Daniel Kurtzer ha affermato, in un discorso pubblico tenuto a Gerusalemme, che la crescita di Hamas e della Jihad islamica è un risultato diretto della politica seguita da Israele.

Secondo il quotidiano israeliano Ha’aretz del 21 dicembre 2001, Kurtzer ha detto che la crescita del “movimento islamico” – come qualcosa che si contrappone all’OLP di Yasser Arafat – è avvenuta “con il tacito sostegno di Israele”.

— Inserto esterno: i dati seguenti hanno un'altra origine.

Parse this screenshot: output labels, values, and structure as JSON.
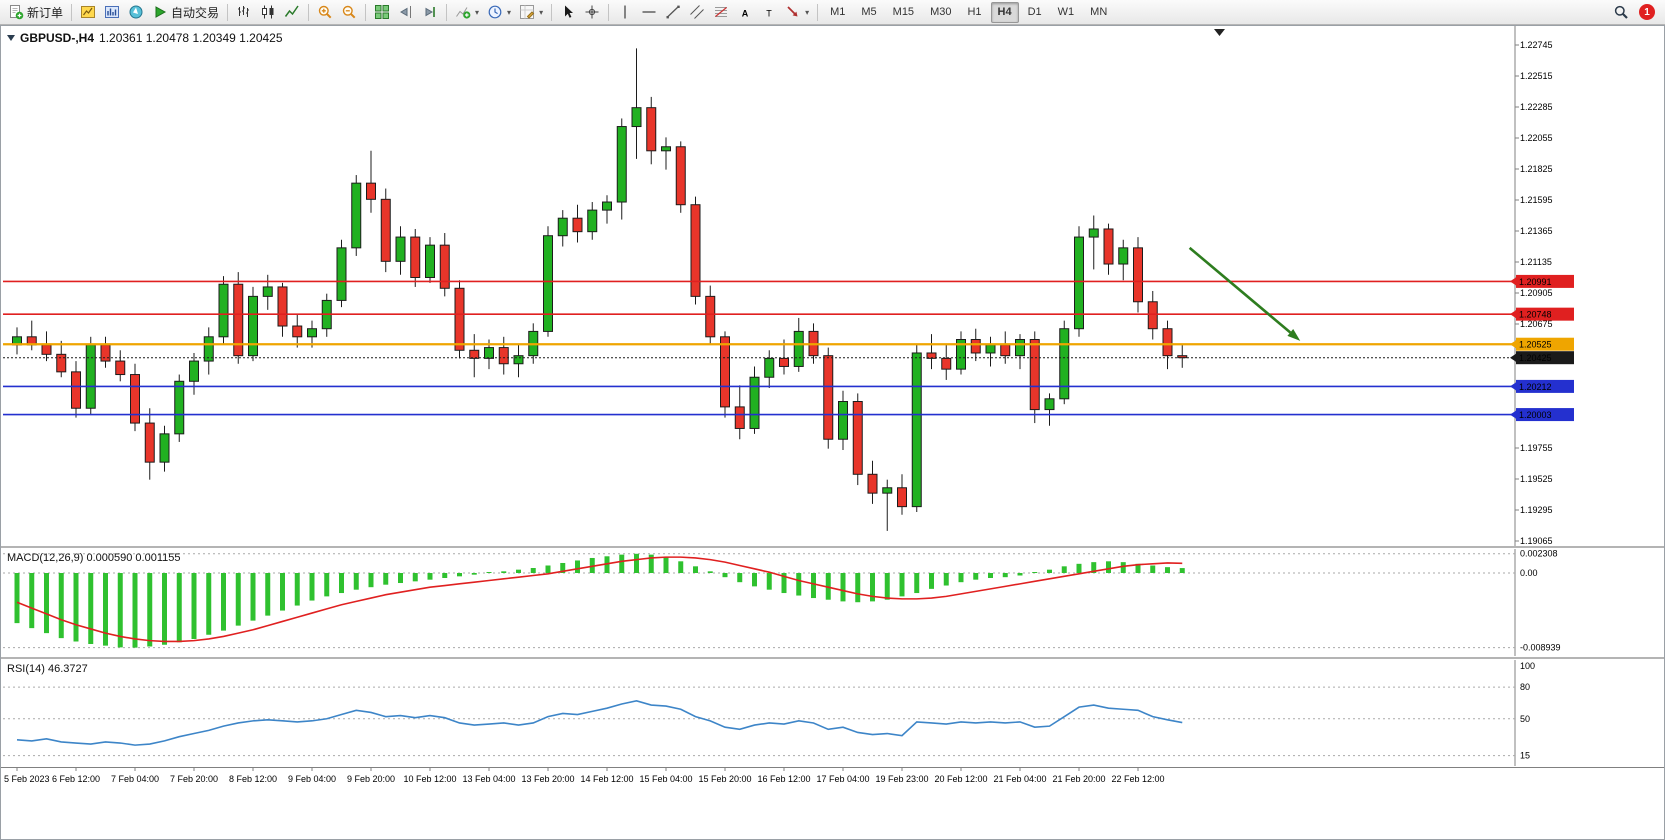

Kurtzer ha anche spiegato come negli anni Ottanta “gli israeliani fossero convinti che era meglio che la gente si rivolgesse alla religione invece che ad una causa nazionalistica” nei territori palestinesi. Come conseguenza della promozione dell’elemento religioso alle spese dell’istruzione popolare, adesso ci sono palestinesi “che sono terroristi decisi, che usano la religione in maniera perversa per sobillare le masse”. Si tratta di una dichiarazione straordinaria anche perché Kurtzer è un diplomatico di grande esperienza e di fatto indica il riconoscimento ufficiale di un ruolo israeliano nella promozione di Hamas, al contempo costituendo un sostegno ufficiale alle dichiarazioni dello stesso Arafat che, in un’intervista al Corriere della Sera dell’11 dicembre, affermava che Israele finanziava Hamas già all’epoca del Primo ministro Shamir, cosa che fu ammessa persino dal Premier Rabin quando Arafat sollevò il problema in presenza del Presidente egiziano Mubarak. In un’altra intervista a L’Espresso, Arafat ha spiegato che lo scopo di Israele è quello di creare un’organizzazione rivale dell’OLP, che finanzia e di cui ne addestra i quadri, “una cosa che lo stesso Rabin definì un errore fatale”.